Among the 5 subunit-associated mRNAs, the mRNA expression of ITGAL, ITGAM, ITGAX and ITGB2, which encode for the subunits of αL, αM, αX, β2, were upregulated in the PE group and the differences, with the exception of ITGB2, exhibited statistical significance (P<0.05). Compared with the controls, the mRNA expression of ITGAD in the PE group was downregulated, but there was no significant difference (P>0.05) (Table I; Fig. 1).

mRNA expression of 12 ligands of β2 integrins

Among the 14 associated mRNAs of 12 ligands, the gene expression of 10 ligands, ICAM-1, ICAM-3, ICAM-4, ICAM-5, JAM-1, JAM-3, RAGE, urokinase-type plasminogen activator receptor (uPAR), laminin 8 and VCAM-1, were upregulated in the PE group and the differences of ICAM-1, ICAM-3, JAM-3, AGER, PLAUR and LAMC1 exhibited statistical significance (P<0.05). Compared with the controls, the mRNA expression of ICAM-2 and fibrinogen were downregulated. The differences of FGA, FGB and FGG mRNA exhibited statistical significance (P<0.05); however, there was no significant difference for ICAM-2 (P>0.05) (Table II, Fig. 2).

Figure 2 mRNA expression of genes associated with the ligand of β2 integrins. *P<0.05; **P<0.01. PE, pulmonary embolism.
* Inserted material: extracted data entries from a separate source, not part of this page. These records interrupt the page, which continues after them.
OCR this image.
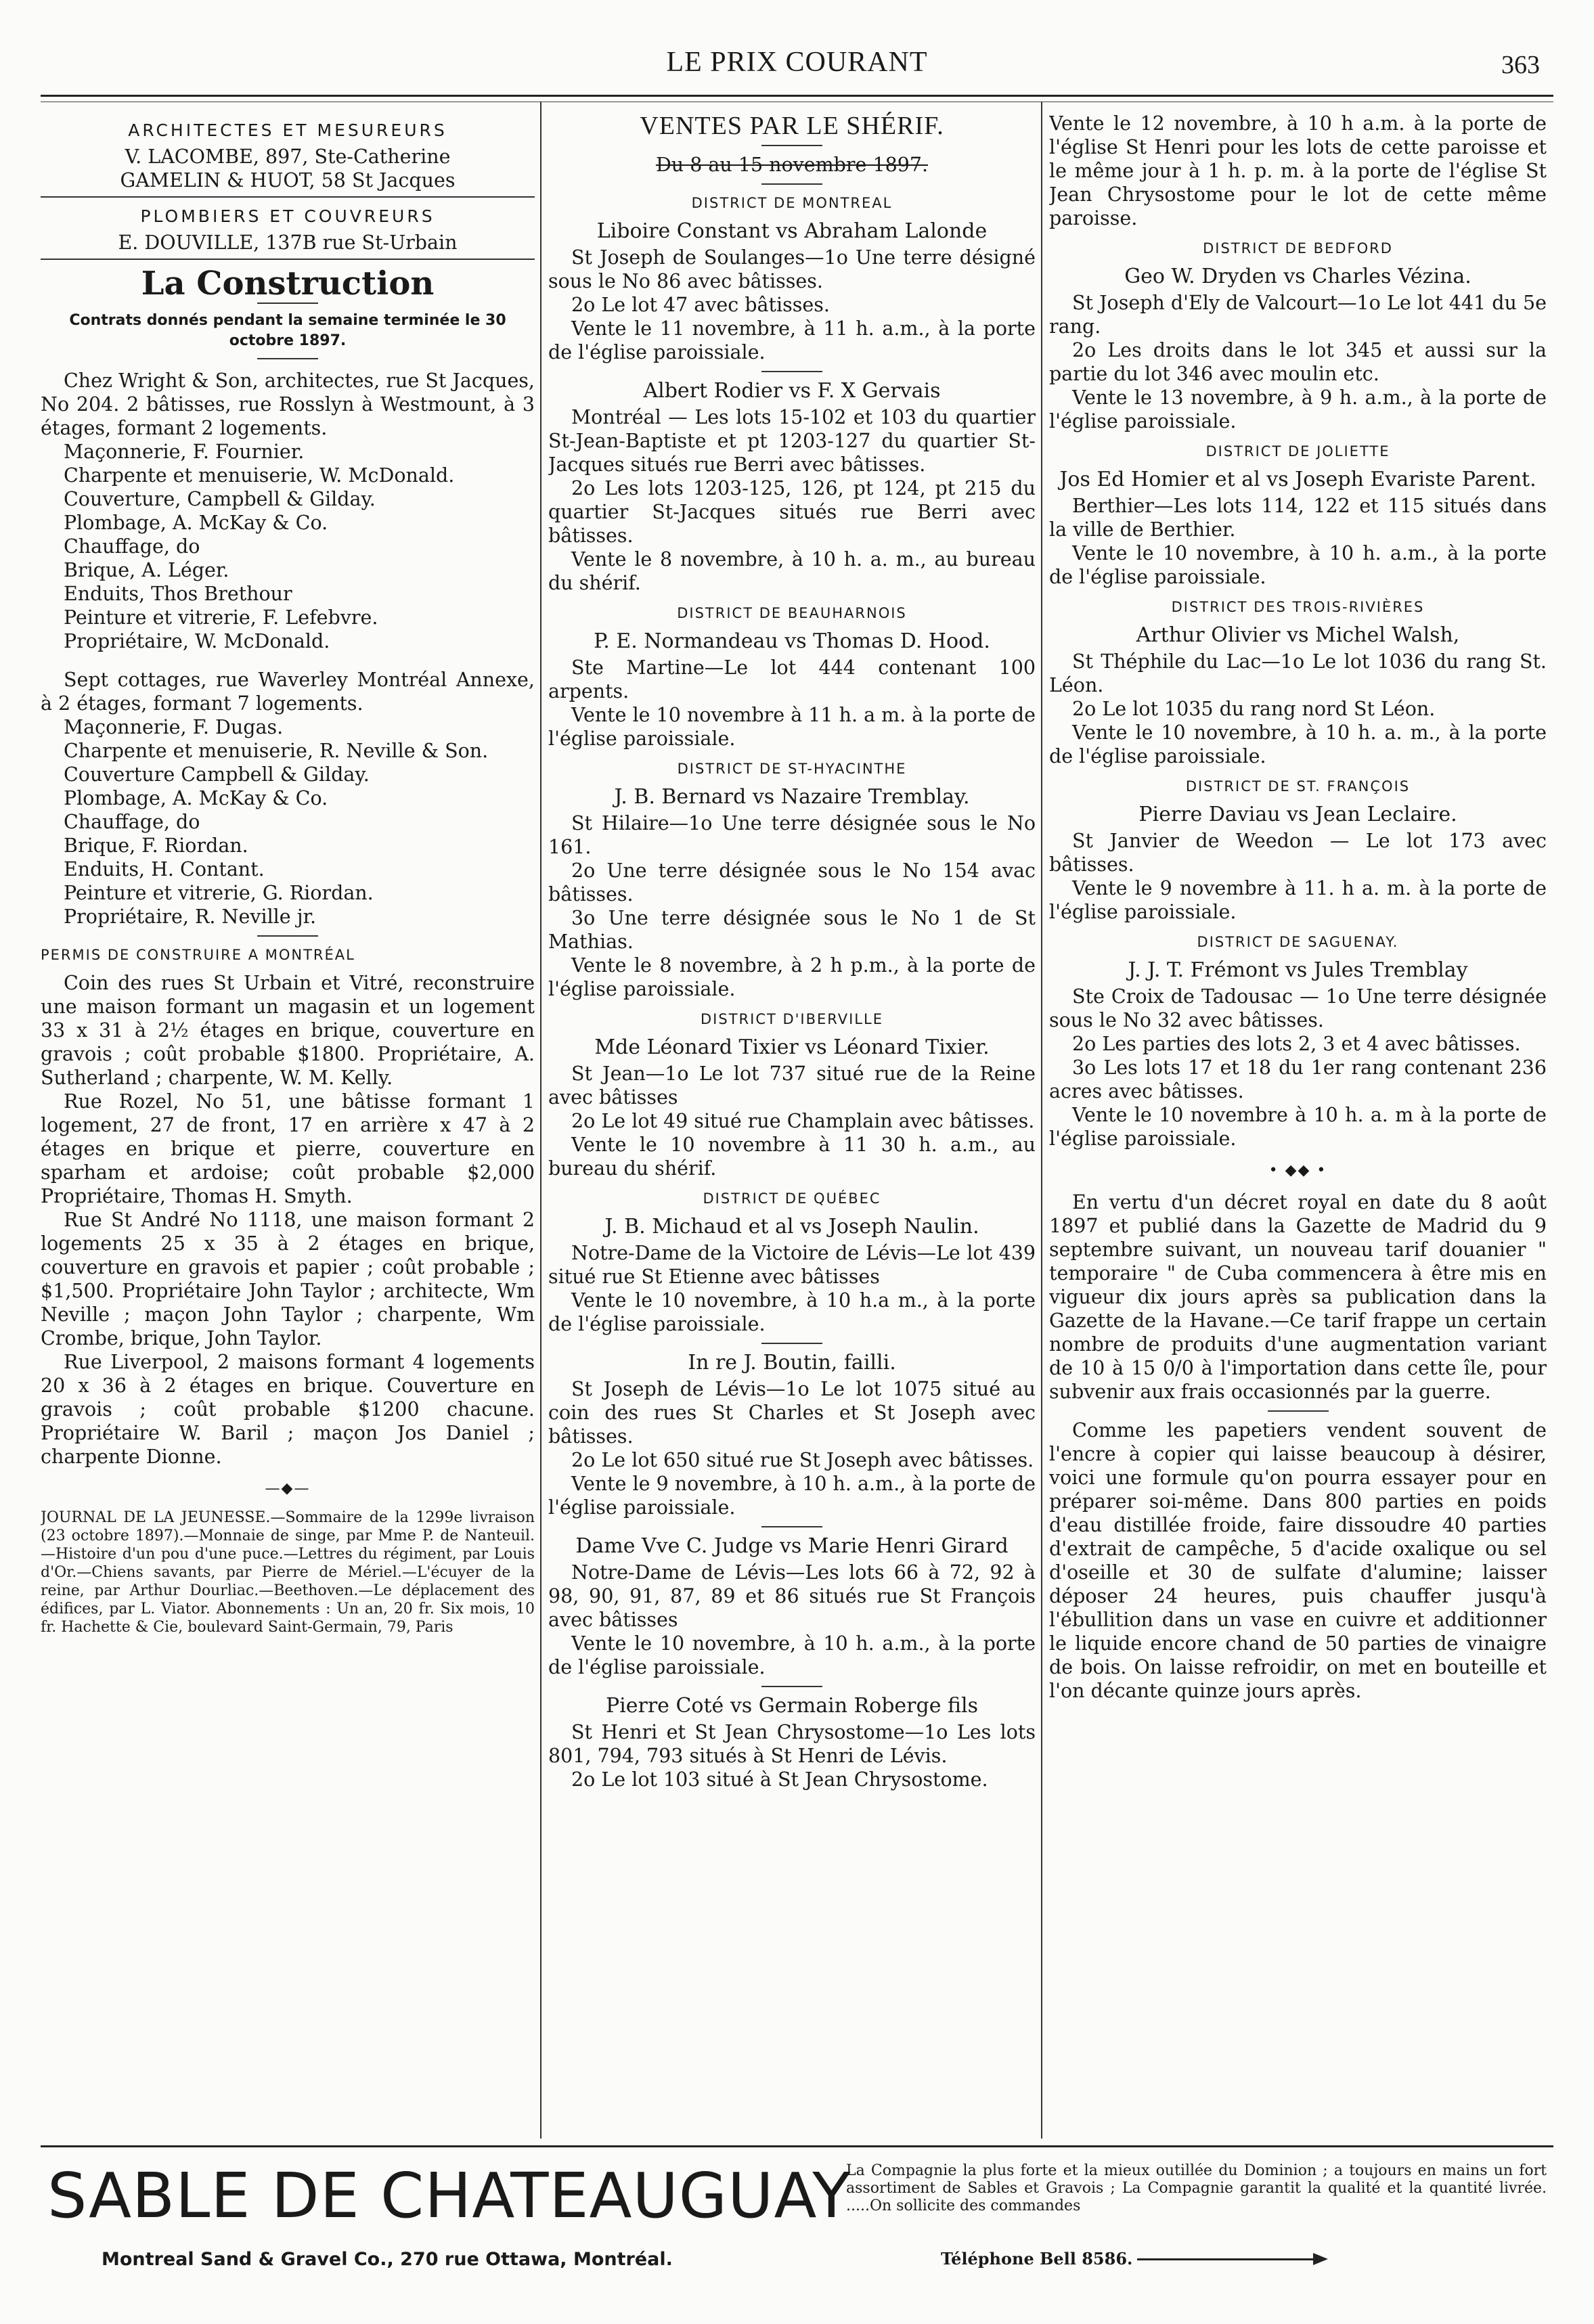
LE PRIX COURANT	363
ARCHITECTES ET MESUREURS

V. LACOMBE, 897, Ste-Catherine

GAMELIN & HUOT, 58 St Jacques

PLOMBIERS ET COUVREURS

E. DOUVILLE, 137B rue St-Urbain

La Construction

Contrats donnés pendant la semaine terminée le 30 octobre 1897.

Chez Wright & Son, architectes, rue St Jacques, No 204. 2 bâtisses, rue Rosslyn à Westmount, à 3 étages, formant 2 logements.

Maçonnerie, F. Fournier.

Charpente et menuiserie, W. McDonald.

Couverture, Campbell & Gilday.

Plombage, A. McKay & Co.

Chauffage, do

Brique, A. Léger.

Enduits, Thos Brethour

Peinture et vitrerie, F. Lefebvre.

Propriétaire, W. McDonald.

Sept cottages, rue Waverley Montréal Annexe, à 2 étages, formant 7 logements.

Maçonnerie, F. Dugas.

Charpente et menuiserie, R. Neville & Son.

Couverture Campbell & Gilday.

Plombage, A. McKay & Co.

Chauffage, do

Brique, F. Riordan.

Enduits, H. Contant.

Peinture et vitrerie, G. Riordan.

Propriétaire, R. Neville jr.

PERMIS DE CONSTRUIRE A MONTRÉAL

Coin des rues St Urbain et Vitré, reconstruire une maison formant un magasin et un logement 33 x 31 à 2½ étages en brique, couverture en gravois ; coût probable $1800. Propriétaire, A. Sutherland ; charpente, W. M. Kelly.

Rue Rozel, No 51, une bâtisse formant 1 logement, 27 de front, 17 en arrière x 47 à 2 étages en brique et pierre, couverture en sparham et ardoise; coût probable $2,000 Propriétaire, Thomas H. Smyth.

Rue St André No 1118, une maison formant 2 logements 25 x 35 à 2 étages en brique, couverture en gravois et papier ; coût probable ; $1,500. Propriétaire John Taylor ; architecte, Wm Neville ; maçon John Taylor ; charpente, Wm Crombe, brique, John Taylor.

Rue Liverpool, 2 maisons formant 4 logements 20 x 36 à 2 étages en brique. Couverture en gravois ; coût probable $1200 chacune. Propriétaire W. Baril ; maçon Jos Daniel ; charpente Dionne.

—◆—

JOURNAL DE LA JEUNESSE.—Sommaire de la 1299e livraison (23 octobre 1897).—Monnaie de singe, par Mme P. de Nanteuil.—Histoire d'un pou d'une puce.—Lettres du régiment, par Louis d'Or.—Chiens savants, par Pierre de Mériel.—L'écuyer de la reine, par Arthur Dourliac.—Beethoven.—Le déplacement des édifices, par L. Viator. Abonnements : Un an, 20 fr. Six mois, 10 fr. Hachette & Cie, boulevard Saint-Germain, 79, Paris

VENTES PAR LE SHÉRIF.

Du 8 au 15 novembre 1897.

DISTRICT DE MONTREAL

Liboire Constant vs Abraham Lalonde

St Joseph de Soulanges—1o Une terre désigné sous le No 86 avec bâtisses.

2o Le lot 47 avec bâtisses.

Vente le 11 novembre, à 11 h. a.m., à la porte de l'église paroissiale.

Albert Rodier vs F. X Gervais

Montréal — Les lots 15-102 et 103 du quartier St-Jean-Baptiste et pt 1203-127 du quartier St-Jacques situés rue Berri avec bâtisses.

2o Les lots 1203-125, 126, pt 124, pt 215 du quartier St-Jacques situés rue Berri avec bâtisses.

Vente le 8 novembre, à 10 h. a. m., au bureau du shérif.

DISTRICT DE BEAUHARNOIS

P. E. Normandeau vs Thomas D. Hood.

Ste Martine—Le lot 444 contenant 100 arpents.

Vente le 10 novembre à 11 h. a m. à la porte de l'église paroissiale.

DISTRICT DE ST-HYACINTHE

J. B. Bernard vs Nazaire Tremblay.

St Hilaire—1o Une terre désignée sous le No 161.

2o Une terre désignée sous le No 154 avac bâtisses.

3o Une terre désignée sous le No 1 de St Mathias.

Vente le 8 novembre, à 2 h p.m., à la porte de l'église paroissiale.

DISTRICT D'IBERVILLE

Mde Léonard Tixier vs Léonard Tixier.

St Jean—1o Le lot 737 situé rue de la Reine avec bâtisses

2o Le lot 49 situé rue Champlain avec bâtisses.

Vente le 10 novembre à 11 30 h. a.m., au bureau du shérif.

DISTRICT DE QUÉBEC

J. B. Michaud et al vs Joseph Naulin.

Notre-Dame de la Victoire de Lévis—Le lot 439 situé rue St Etienne avec bâtisses

Vente le 10 novembre, à 10 h.a m., à la porte de l'église paroissiale.

In re J. Boutin, failli.

St Joseph de Lévis—1o Le lot 1075 situé au coin des rues St Charles et St Joseph avec bâtisses.

2o Le lot 650 situé rue St Joseph avec bâtisses.

Vente le 9 novembre, à 10 h. a.m., à la porte de l'église paroissiale.

Dame Vve C. Judge vs Marie Henri Girard

Notre-Dame de Lévis—Les lots 66 à 72, 92 à 98, 90, 91, 87, 89 et 86 situés rue St François avec bâtisses

Vente le 10 novembre, à 10 h. a.m., à la porte de l'église paroissiale.

Pierre Coté vs Germain Roberge fils

St Henri et St Jean Chrysostome—1o Les lots 801, 794, 793 situés à St Henri de Lévis.

2o Le lot 103 situé à St Jean Chrysostome.

Vente le 12 novembre, à 10 h a.m. à la porte de l'église St Henri pour les lots de cette paroisse et le même jour à 1 h. p. m. à la porte de l'église St Jean Chrysostome pour le lot de cette même paroisse.

DISTRICT DE BEDFORD

Geo W. Dryden vs Charles Vézina.

St Joseph d'Ely de Valcourt—1o Le lot 441 du 5e rang.

2o Les droits dans le lot 345 et aussi sur la partie du lot 346 avec moulin etc.

Vente le 13 novembre, à 9 h. a.m., à la porte de l'église paroissiale.

DISTRICT DE JOLIETTE

Jos Ed Homier et al vs Joseph Evariste Parent.

Berthier—Les lots 114, 122 et 115 situés dans la ville de Berthier.

Vente le 10 novembre, à 10 h. a.m., à la porte de l'église paroissiale.

DISTRICT DES TROIS-RIVIÈRES

Arthur Olivier vs Michel Walsh,

St Théphile du Lac—1o Le lot 1036 du rang St. Léon.

2o Le lot 1035 du rang nord St Léon.

Vente le 10 novembre, à 10 h. a. m., à la porte de l'église paroissiale.

DISTRICT DE ST. FRANÇOIS

Pierre Daviau vs Jean Leclaire.

St Janvier de Weedon — Le lot 173 avec bâtisses.

Vente le 9 novembre à 11. h a. m. à la porte de l'église paroissiale.

DISTRICT DE SAGUENAY.

J. J. T. Frémont vs Jules Tremblay

Ste Croix de Tadousac — 1o Une terre désignée sous le No 32 avec bâtisses.

2o Les parties des lots 2, 3 et 4 avec bâtisses.

3o Les lots 17 et 18 du 1er rang contenant 236 acres avec bâtisses.

Vente le 10 novembre à 10 h. a. m à la porte de l'église paroissiale.

• ◆◆ •

En vertu d'un décret royal en date du 8 août 1897 et publié dans la Gazette de Madrid du 9 septembre suivant, un nouveau tarif douanier " temporaire " de Cuba commencera à être mis en vigueur dix jours après sa publication dans la Gazette de la Havane.—Ce tarif frappe un certain nombre de produits d'une augmentation variant de 10 à 15 0/0 à l'importation dans cette île, pour subvenir aux frais occasionnés par la guerre.

Comme les papetiers vendent souvent de l'encre à copier qui laisse beaucoup à désirer, voici une formule qu'on pourra essayer pour en préparer soi-même. Dans 800 parties en poids d'eau distillée froide, faire dissoudre 40 parties d'extrait de campêche, 5 d'acide oxalique ou sel d'oseille et 30 de sulfate d'alumine; laisser déposer 24 heures, puis chauffer jusqu'à l'ébullition dans un vase en cuivre et additionner le liquide encore chand de 50 parties de vinaigre de bois. On laisse refroidir, on met en bouteille et l'on décante quinze jours après.

SABLE DE CHATEAUGUAY
Montreal Sand & Gravel Co., 270 rue Ottawa, Montréal.
La Compagnie la plus forte et la mieux outillée du Dominion ; a toujours en mains un fort assortiment de Sables et Gravois ; La Compagnie garantit la qualité et la quantité livrée. .....On sollicite des commandes
Téléphone Bell 8586.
Table II mRNA expression of genes related to the ligand of β2 integrins.

Table II

mRNA expression of genes related to the ligand of β2 integrins.

Ligand	Gene	PE	Control	P-value	P-value
ICAM-1	ICAM1	13.45±0.82	12.88±0.48	<0.05	0.01456
ICAM-2	ICAM2	15.13±0.60	15.42±0.36	-	0.07313
ICAM-3	ICAM3	17.84±0.43	17.43±0.37	<0.01	0.00253
ICAM-4	ICAM4	9.18±0.51	9.09±0.61	-	0.61033
ICAM-5	ICAM5	7.78±0.59	7.60±0.77	-	0.30345
JAM-1	F11R	15.64±1.04	15.5±0.56	-	0.45364
JAM-3	JAM3	9.9±0.88	9.47±0.74	<0.05	0.03685
RAGE	AGER	14.90±0.37	14.37±0.28	<0.01	1.1E-05
Fibrinogen	FGA	4.65±0.66	4.96±0.93	<0.05	0.01806
	FGB	4.44±0.45	4.82±0.70	<0.05	0.04980
	FGC	4.31±0.38	4.75±0.67	<0.05	0.01541
uPAR	PLAUR	14.45±0.71	13.96±0.57	<0.05	0.01965
Laminin 8	LAMC1	9.23±0.82	8.72±0.75	<0.05	0.04718
VCAM-1	VCAM1	5.83±1.49	5.64±1.17	-	0.65764

[i] P-values denote PE vs. control groups. PE, pulmonary embolism; uPar, urokinase-type plasminogen activator receptor.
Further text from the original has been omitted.